SAM whizzes across town to various areas of the city, encouraging kids to "say no to drugs" and to join the TEAM, a group of Talented, Educated and Makin' It youths. The antidrug van, called the Substance Abuse Mobile, is equipped with educational aids designed to alert teen-agers about the hazards of substance abuse.

The van is one phase of a $233,000 health promotion effort sponsored by the District public schools and the Commission on Public Health, Alcohol and Drug Abuse Services Association (ADASA). At 9:30 a.m. tomorrow, more than 2,000 children are expected to follow SAM in a two-mile "Walk Away Thon" to protest drug abuse. The walkers will include TEAM members and youngsters who have signed a pledge to stay away from drugs.

The group will start at 14th Street and Pennsylvania Avenue downtown, pass 14th and Clifton streets, one of the city's heavy drug trafficking areas, and end at Meridian Hill Park at 16th and Euclid streets NW.

Pat Patterson, a march coordinator, said, "It's not enough to have the kids walk away from something; you have to give them something in return."

"The whole initiative is to create a network for children across the city and to promote good health," she said. "The TEAM concept . . . gives them a sense of belonging."

The Koba Institute, a local public relations firm under contract by ADASA, implemented the program last year to supplement drug prevention information provided by the schools. Although the target group is children between the ages of 9 and 13, organizers said they have received requests from a variety of groups.

Pat Dunlap, acting project director at Koba, said the mobile classroom has its advantages. "Within a standard classroom structure, it's hard to get the attention of a group of elementary school students. But if you present something new and exciting and invite them to experience a totally new environment for an hour, you've got them."

Mahmoud Baptiste, coach of the TEAM and driver of the SAM van, has for the past year made daily visits to more than 180 public schools in the District. He uses puppets, audio-visual presentations and straightforward instruction from inside the 25-seat van. This year 3,200 young people joined the TEAM, he said.

"My message is not a good one. I don't speak, I attack," said Baptiste, 40. "We are too liberal when it comes to drugs and I believe we've got to be a little more strict and conservative with these kids."

Baptiste said his deep commitment to SAM stems from personal experiences. Drugs were prevalent in the Brooklyn, N.Y., neighborhood where he grew up. He said he left his hometown for Washington to "escape a bad environment." Later, he returned to New York as a corrections officer and saw his brother and cousin jailed. Baptiste said both were drug abusers.

That experience motivated him to return to Washington in the early 1970s as a drug rehabilitation and treatment counselor. Now he is devoted to preventing the problem.
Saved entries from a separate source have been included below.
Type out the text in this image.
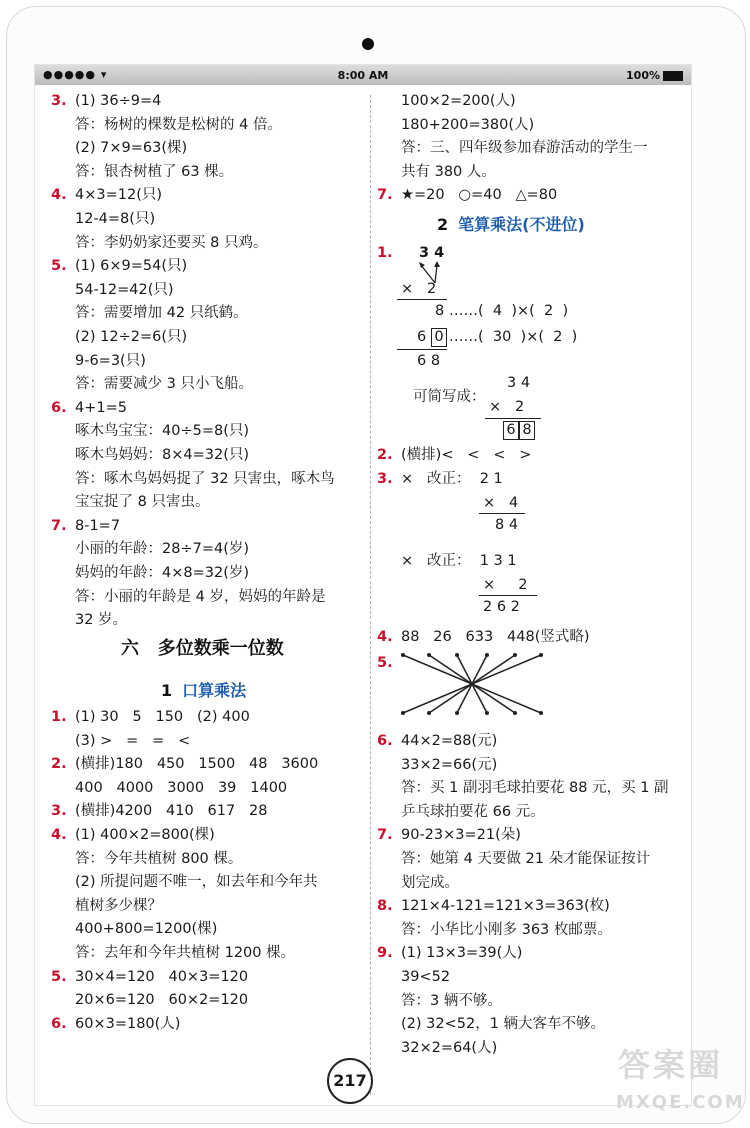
●●●●● ▾	8:00 AM	100%
3. (1) 36÷9=4
答：杨树的棵数是松树的 4 倍。
(2) 7×9=63(棵)
答：银杏树植了 63 棵。
4. 4×3=12(只)
12-4=8(只)
答：李奶奶家还要买 8 只鸡。
5. (1) 6×9=54(只)
54-12=42(只)
答：需要增加 42 只纸鹤。
(2) 12÷2=6(只)
9-6=3(只)
答：需要减少 3 只小飞船。
6. 4+1=5
啄木鸟宝宝：40÷5=8(只)
啄木鸟妈妈：8×4=32(只)
答：啄木鸟妈妈捉了 32 只害虫，啄木鸟
宝宝捉了 8 只害虫。
7. 8-1=7
小丽的年龄：28÷7=4(岁)
妈妈的年龄：4×8=32(岁)
答：小丽的年龄是 4 岁，妈妈的年龄是
32 岁。
六   多位数乘一位数
1 口算乘法
1. (1) 30   5   150   (2) 400
(3) >   =   =   <
2. (横排)180   450   1500   48   3600
400   4000   3000   39   1400
3. (横排)4200   410   617   28
4. (1) 400×2=800(棵)
答：今年共植树 800 棵。
(2) 所提问题不唯一，如去年和今年共
植树多少棵？
400+800=1200(棵)
答：去年和今年共植树 1200 棵。
5. 30×4=120   40×3=120
20×6=120   60×2=120
6. 60×3=180(人)
100×2=200(人)
180+200=380(人)
答：三、四年级参加春游活动的学生一
共有 380 人。
7. ★=20   ○=40   △=80
2 笔算乘法(不进位)
1. 3 4
×   2
8 ……(  4  )×(  2  )
6 0 ……(  30  )×(  2  )
6 8
可简写成：
3 4
×   2
6 8
2. (横排)<   <   <   >
3. ×   改正：  2 1
×   4
8 4
×   改正：  1 3 1
×     2
2 6 2
4. 88   26   633   448(竖式略)
5.
6. 44×2=88(元)
33×2=66(元)
答：买 1 副羽毛球拍要花 88 元，买 1 副
乒乓球拍要花 66 元。
7. 90-23×3=21(朵)
答：她第 4 天要做 21 朵才能保证按计
划完成。
8. 121×4-121=121×3=363(枚)
答：小华比小刚多 363 枚邮票。
9. (1) 13×3=39(人)
39<52
答：3 辆不够。
(2) 32<52，1 辆大客车不够。
32×2=64(人)
217	答案圈
MXQE.COM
"Some of these kids who sell and use drugs are nice, respectable, well-liked young people. I've even had some of them in my house," he said. "Substance abuse crosses all racial, economic and social barriers."

He added that for many young people, selling drugs is enticing when they see their peers with fancy cars and expensive clothing. "They say to themselves, 'Why do I have to work . . . ?' I'm trying to change that attitude."

George McFarlane, who administers the health promotion contract for ADASA, said, "Our greatest hope is that we will get the message across to children who have not used drugs, but are considering attitudes about it. They need constant reinforcement, just like a commercial. SAM or the city or teachers alone cannot solve the drug problem. A big responsibility falls on the parents and the family."

Carey Carter said she is glad to expose her six children to something other than their drug-infested environment at 15th and Girard streets NW. Carter, whose children are TEAM members, said, "It shows my kids that they don't have to live life with drugs . . . . "

One of her daughters, Celena, 10, said, "I'm having lots of fun and I get to do a lot of things with my friends."

Celena and the other TEAM members have taken the Substance Free Team Pledge:

"As a member of SAM's team, I pledge to maintain proper respect for myself, my family and all members of my community; I will follow all rules that help maintain the safety of my neighborhood and community; I will avoid any behavior that would impair my health or mental well-being; I will try to be an example of a good citizen of the District of Columbia; I will work to improve the quality of life for all residents of the city; and I will work toward a substance-free D.C."